COPD and Portable Oxygen Therapy
Air Travel With Oxygen
You must make arrangements ahead of time when flying. When you make your reservation, ask the airline about its policies on portable oxygen.
- Before your trip, you need to get the airline’s permission to use oxygen. Most U.S. airlines require at least a 48-hour notice, but others need longer. Always check with your airline well before your travel date. Foreign airlines may have different requirements.
- Find out which POCs are approved by the Federal Aviation Administration (FAA). You can’t bring your POC on the plane unless your airline approves it.
- If you don’t have an FAA-approved POC, ask if you can rent one.
- Try to get a nonstop or direct flight to prevent worries about layovers or missing a connecting flight.
- Some airlines may provide oxygen for a fee.
- Ask your insurance company whether you need supplementary coverage for traveling with oxygen.
- Get a prescription for supplemental oxygen from your physician, and keep this with you -- always. This prescription should state your medical condition and your need for in-flight oxygen and also give specifics on how long oxygen should be used and on the oxygen flow rate.
- The airlines may have their own forms for your doctor to fill out, so be sure to get these back from your doctor in plenty of time.

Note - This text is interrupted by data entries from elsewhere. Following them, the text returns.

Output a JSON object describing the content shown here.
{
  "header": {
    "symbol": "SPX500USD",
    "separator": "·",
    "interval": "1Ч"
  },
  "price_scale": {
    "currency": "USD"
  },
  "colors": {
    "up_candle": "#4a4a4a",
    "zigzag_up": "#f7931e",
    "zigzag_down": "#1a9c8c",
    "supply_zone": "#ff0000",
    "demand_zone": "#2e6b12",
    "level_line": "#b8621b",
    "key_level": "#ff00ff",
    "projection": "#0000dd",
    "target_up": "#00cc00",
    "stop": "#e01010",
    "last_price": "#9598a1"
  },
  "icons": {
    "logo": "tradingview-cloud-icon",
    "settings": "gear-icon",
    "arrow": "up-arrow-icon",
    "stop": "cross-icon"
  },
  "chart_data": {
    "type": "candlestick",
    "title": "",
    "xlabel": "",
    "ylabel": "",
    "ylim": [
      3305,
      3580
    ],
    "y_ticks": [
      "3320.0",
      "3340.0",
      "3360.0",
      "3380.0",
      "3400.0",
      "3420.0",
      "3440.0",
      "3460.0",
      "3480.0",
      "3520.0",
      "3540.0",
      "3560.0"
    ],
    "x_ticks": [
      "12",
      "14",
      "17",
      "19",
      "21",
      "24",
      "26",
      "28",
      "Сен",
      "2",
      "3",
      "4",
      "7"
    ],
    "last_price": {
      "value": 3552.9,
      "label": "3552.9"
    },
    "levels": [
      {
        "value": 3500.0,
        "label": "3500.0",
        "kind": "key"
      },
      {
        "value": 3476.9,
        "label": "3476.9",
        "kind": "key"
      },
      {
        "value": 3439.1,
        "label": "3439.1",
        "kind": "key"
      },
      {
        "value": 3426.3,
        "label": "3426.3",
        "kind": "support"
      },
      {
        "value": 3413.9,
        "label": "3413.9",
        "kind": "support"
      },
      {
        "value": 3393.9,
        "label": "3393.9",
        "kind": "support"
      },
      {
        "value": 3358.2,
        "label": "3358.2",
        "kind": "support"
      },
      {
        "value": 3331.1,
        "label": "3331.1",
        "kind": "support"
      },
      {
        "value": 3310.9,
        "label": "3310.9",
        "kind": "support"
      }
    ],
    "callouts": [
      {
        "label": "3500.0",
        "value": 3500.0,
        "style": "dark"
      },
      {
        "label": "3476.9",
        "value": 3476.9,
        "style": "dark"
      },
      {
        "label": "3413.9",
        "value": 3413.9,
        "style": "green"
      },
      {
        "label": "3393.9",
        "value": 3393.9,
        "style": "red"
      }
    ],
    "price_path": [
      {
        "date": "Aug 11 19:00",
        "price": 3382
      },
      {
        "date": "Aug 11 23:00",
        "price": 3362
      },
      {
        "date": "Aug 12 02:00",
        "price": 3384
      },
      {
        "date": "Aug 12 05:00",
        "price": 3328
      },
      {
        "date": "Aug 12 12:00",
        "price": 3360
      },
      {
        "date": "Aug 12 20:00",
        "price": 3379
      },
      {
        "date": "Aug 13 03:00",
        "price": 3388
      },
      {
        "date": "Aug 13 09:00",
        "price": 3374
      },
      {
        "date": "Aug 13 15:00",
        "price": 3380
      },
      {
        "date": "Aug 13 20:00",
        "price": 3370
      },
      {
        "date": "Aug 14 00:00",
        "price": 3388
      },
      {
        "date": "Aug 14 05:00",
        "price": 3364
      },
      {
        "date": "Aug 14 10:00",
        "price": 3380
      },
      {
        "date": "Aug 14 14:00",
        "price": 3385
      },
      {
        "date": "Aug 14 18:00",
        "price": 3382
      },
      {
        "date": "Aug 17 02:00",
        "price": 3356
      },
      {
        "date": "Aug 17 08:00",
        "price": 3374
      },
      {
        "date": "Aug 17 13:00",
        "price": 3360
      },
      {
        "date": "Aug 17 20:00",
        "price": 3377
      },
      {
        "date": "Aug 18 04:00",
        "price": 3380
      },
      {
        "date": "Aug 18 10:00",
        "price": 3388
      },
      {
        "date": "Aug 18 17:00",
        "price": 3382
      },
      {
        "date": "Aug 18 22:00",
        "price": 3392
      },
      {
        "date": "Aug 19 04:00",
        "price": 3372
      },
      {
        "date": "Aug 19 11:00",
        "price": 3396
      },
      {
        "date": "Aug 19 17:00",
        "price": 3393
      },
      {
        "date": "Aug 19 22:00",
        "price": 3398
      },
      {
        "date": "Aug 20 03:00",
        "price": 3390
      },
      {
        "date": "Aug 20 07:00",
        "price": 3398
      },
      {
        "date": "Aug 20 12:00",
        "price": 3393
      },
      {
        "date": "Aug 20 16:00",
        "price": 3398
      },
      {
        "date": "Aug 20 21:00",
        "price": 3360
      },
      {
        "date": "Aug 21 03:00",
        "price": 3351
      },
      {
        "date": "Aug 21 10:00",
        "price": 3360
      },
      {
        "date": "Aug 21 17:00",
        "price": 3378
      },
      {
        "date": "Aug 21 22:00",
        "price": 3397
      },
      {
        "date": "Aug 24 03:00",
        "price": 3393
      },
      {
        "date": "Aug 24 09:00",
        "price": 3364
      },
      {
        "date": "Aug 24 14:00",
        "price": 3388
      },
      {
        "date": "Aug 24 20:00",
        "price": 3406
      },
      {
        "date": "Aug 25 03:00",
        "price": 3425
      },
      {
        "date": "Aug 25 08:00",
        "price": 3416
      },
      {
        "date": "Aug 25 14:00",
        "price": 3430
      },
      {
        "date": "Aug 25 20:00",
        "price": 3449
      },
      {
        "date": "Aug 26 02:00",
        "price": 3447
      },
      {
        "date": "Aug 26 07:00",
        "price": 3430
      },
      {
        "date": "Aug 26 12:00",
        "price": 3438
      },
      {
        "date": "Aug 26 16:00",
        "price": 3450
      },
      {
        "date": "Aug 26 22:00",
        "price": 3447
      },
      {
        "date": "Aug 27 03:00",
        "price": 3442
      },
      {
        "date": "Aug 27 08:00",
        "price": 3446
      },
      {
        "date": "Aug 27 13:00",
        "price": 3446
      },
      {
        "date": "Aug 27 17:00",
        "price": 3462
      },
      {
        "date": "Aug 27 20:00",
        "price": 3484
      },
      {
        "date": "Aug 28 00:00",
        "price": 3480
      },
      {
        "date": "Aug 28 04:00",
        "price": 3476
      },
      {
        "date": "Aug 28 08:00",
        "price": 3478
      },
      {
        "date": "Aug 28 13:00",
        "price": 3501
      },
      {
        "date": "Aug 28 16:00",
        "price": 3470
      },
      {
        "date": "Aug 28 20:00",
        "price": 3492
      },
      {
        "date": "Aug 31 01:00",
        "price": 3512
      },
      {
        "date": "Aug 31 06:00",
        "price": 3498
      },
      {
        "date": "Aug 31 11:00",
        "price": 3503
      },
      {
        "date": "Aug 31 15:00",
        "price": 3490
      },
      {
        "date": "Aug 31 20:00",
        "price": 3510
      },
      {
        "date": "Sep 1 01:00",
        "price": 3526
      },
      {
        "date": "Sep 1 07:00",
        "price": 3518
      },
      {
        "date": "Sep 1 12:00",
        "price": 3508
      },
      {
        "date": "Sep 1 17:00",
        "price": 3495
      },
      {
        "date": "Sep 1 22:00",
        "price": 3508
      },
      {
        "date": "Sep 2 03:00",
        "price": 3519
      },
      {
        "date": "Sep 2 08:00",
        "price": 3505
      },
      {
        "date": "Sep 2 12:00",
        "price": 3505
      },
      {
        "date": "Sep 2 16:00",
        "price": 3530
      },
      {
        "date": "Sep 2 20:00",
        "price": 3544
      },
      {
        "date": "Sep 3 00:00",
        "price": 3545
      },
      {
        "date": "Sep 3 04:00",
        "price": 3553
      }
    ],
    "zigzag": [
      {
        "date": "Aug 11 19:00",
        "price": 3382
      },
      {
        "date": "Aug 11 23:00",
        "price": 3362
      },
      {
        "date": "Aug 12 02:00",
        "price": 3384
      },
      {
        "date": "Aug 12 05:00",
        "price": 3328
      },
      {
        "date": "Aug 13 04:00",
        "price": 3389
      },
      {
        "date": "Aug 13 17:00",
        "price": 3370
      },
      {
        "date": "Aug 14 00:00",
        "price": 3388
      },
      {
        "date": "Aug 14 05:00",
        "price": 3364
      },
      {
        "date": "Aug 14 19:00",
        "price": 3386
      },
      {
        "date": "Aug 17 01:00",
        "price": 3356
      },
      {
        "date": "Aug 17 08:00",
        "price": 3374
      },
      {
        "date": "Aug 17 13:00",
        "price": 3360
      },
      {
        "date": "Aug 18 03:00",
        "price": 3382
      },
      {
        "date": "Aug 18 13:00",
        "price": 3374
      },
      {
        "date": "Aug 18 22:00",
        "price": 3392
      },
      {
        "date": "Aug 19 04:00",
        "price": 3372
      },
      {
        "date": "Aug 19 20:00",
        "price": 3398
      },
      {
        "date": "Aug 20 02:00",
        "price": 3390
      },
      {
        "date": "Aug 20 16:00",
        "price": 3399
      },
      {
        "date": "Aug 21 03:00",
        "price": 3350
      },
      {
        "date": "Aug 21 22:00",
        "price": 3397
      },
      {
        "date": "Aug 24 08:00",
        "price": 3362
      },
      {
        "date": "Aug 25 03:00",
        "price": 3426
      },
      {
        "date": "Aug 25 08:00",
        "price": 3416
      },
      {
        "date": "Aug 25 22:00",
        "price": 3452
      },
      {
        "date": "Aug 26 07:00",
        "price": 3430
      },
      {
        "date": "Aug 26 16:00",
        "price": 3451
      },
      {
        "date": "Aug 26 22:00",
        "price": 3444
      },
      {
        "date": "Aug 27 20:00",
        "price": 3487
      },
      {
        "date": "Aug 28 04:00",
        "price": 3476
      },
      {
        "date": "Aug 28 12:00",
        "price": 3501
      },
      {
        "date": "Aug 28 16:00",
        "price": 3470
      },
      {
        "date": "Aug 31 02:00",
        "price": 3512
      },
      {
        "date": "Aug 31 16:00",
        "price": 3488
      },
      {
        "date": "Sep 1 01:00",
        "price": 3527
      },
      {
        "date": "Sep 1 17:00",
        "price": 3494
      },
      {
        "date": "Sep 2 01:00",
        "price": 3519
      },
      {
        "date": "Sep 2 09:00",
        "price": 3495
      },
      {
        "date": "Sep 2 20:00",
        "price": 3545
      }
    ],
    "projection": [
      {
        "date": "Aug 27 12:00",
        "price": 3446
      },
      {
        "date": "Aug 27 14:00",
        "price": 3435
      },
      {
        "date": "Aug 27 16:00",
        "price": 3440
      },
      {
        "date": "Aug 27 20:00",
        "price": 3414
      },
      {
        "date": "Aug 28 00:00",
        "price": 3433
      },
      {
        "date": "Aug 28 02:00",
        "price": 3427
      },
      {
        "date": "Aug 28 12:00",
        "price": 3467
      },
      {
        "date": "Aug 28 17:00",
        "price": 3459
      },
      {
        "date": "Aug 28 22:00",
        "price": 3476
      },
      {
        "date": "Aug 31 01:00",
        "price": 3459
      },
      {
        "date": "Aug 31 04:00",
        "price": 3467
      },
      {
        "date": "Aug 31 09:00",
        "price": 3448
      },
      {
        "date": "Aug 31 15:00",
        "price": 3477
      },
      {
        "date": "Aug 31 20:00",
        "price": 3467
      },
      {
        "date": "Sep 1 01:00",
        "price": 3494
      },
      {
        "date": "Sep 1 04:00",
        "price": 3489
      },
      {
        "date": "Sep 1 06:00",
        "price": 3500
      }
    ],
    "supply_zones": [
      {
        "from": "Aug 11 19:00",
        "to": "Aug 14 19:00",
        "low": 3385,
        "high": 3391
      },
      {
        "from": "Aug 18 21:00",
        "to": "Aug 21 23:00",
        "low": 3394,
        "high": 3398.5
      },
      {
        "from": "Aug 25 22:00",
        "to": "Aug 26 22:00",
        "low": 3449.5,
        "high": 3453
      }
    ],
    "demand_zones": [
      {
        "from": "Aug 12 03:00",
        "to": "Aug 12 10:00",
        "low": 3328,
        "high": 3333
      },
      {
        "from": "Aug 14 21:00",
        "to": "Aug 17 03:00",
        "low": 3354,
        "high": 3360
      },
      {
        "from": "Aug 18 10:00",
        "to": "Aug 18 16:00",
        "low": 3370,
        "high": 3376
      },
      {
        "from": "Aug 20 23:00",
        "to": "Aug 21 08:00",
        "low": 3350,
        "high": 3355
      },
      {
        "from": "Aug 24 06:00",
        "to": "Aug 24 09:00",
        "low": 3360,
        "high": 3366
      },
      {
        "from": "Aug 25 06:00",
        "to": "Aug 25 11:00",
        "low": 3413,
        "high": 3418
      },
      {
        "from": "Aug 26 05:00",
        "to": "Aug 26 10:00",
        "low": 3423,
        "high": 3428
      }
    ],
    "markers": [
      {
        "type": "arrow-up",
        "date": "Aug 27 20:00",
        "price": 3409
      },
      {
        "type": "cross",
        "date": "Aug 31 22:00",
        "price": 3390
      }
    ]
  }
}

- You might need an increase in the oxygen flow rate during air travel; your doctor will know. Be sure to talk to the doctor about this so you have no discomfort breathing during the flight.
- The airlines may require you to bring ample batteries to power your POC. Most airlines require that your batteries last 50% longer (or 3 hours longer, in the case of some airlines) than the total time of your trip -- from the time you leave your home until you get to your final destination.
- Some airlines may allow empty tanks to be stowed, but filled ones are not allowed aboard.